Os linfócitos T dependem de 2 sinais para serem ativados: o reconhecimento do Ag pelo
TCR e a presença de moléculas co-estimuladoras, como B7 na APC, que interage com o receptor do
segundo sinal (CD28) na célula T. Nestas condições, os linfócitos T CD8 são capazes de produzir a
IL-2 necessária a sua proliferação e diferenciação. Em certos casos, a IL-2 derivada de células T
CD4 pode compensar pelo segundo sinal necessário à ativação. Entretanto, uma vez diferenciadas,
as CTLs dependem apenas do primeiro sinal para degranular no espaço intercelular entre a CTL e a
célula-alvo. Trabalhos clássicos de Doerty & Zinkernagel, que lhes renderam o prémio Nobel em
1996, mostraram que células T CD8 exercem citotoxicidade apenas na presença de antígeno
apropriado e de moléculas de MHC classe L A adesão intercelular também é importante para a
atividade citotóxica, LFA-1 e IÇAM-1 ao se ligarem promovem e estabilizam a interação celular. A
afinidade destes ligantes é controlada por sinais ativadores veiculados pelo reconhecimento do Ag.
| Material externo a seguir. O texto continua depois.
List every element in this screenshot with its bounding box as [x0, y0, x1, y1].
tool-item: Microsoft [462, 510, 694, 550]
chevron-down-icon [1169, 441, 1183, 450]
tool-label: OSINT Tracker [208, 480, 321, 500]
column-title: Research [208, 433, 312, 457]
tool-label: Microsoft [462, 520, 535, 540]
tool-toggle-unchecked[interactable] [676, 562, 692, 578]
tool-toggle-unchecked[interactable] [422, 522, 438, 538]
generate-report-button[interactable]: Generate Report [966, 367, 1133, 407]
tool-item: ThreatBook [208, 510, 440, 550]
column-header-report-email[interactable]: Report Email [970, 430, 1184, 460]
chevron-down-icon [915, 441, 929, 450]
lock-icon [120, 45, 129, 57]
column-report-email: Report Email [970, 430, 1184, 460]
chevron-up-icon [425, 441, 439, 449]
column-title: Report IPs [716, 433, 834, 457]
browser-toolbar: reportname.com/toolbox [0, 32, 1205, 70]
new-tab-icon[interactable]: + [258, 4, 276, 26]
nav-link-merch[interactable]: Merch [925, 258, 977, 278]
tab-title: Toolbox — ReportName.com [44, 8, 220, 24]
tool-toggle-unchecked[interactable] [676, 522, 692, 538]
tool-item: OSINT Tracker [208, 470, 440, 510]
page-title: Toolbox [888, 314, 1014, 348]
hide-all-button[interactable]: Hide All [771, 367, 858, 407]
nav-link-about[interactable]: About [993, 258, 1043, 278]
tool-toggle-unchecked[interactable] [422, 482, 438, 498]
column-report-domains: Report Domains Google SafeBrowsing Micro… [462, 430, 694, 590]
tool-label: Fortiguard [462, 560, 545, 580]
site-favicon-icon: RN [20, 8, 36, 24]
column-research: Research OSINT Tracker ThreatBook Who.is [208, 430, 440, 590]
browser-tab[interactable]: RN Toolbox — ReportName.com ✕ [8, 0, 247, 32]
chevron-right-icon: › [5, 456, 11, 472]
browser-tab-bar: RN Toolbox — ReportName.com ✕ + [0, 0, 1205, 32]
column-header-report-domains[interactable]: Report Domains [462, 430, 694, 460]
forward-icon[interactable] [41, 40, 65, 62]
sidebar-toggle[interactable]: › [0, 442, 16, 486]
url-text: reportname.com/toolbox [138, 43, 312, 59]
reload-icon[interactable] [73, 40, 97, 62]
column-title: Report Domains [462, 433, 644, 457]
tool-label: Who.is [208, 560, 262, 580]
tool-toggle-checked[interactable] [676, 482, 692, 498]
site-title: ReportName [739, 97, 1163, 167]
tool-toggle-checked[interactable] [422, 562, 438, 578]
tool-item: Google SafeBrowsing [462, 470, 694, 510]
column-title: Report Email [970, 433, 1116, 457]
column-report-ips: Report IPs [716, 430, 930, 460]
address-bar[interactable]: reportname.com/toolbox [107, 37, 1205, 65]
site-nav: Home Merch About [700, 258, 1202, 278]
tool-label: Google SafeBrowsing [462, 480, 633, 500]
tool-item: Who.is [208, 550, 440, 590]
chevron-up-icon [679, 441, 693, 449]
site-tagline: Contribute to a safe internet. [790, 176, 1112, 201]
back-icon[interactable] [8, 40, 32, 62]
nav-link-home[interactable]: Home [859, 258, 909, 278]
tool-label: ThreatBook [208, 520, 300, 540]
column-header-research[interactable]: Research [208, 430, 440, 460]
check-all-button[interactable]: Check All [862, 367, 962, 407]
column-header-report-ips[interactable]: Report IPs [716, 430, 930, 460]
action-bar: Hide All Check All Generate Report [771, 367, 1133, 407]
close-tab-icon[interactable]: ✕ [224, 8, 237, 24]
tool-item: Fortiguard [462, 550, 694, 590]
A presença de magnésio é importante para a adesão que ocorre mesmo à temperatura ambiente. A
atividade de perforina, entretanto, depende de cálcio e ocorre a 37°C. A molécula CD8 também
interage com o MHC classe I, promove adesão e sinalização intracelular, pela tirosina-quinase
p56/cfc, associada à porção intracitoplasmática do CD8. O CD8 é considerado como co-receptor. A
ativação da CTL leva à reorganização do citoesqueleto e polarização das vesículas e do centro
organizador de microtúbulos em relação ao sítio de interação intercelular. Desta forma, células
inocentes (que não expressam o Ag) são poupadas da ação das CTLs. As próprias CTLs são
resistentes à ação dos grânulos. Nestes grânulos, estão presentes perforina e granzimas, serino-
proteases indutoras de apoptose. Células que morrem de apoptose apresentam a cromatina
condensada, fragmentação de DNA e alterações de membrana que promovem sua fagocitose por
macrófagos. CTLs apresentam outro mecanismo indutor de apoptose. Quando ativadas elas
expressam Fas-L que interage com um receptor de morte, o Fas em determinadas células-alvo,
como os hepatócitos. Linfócitos B e T ativados expressam Fas e podem ser alvos deste mecanismo,
que participa da regulação da resposta imune. Células T CD4 ativadas também expressam Fas-L e
podem matar células-alvo que expressem Fas. O TNF produzido por linfócitos T apresenta
atividade citotóxica para determinadas células-alvo.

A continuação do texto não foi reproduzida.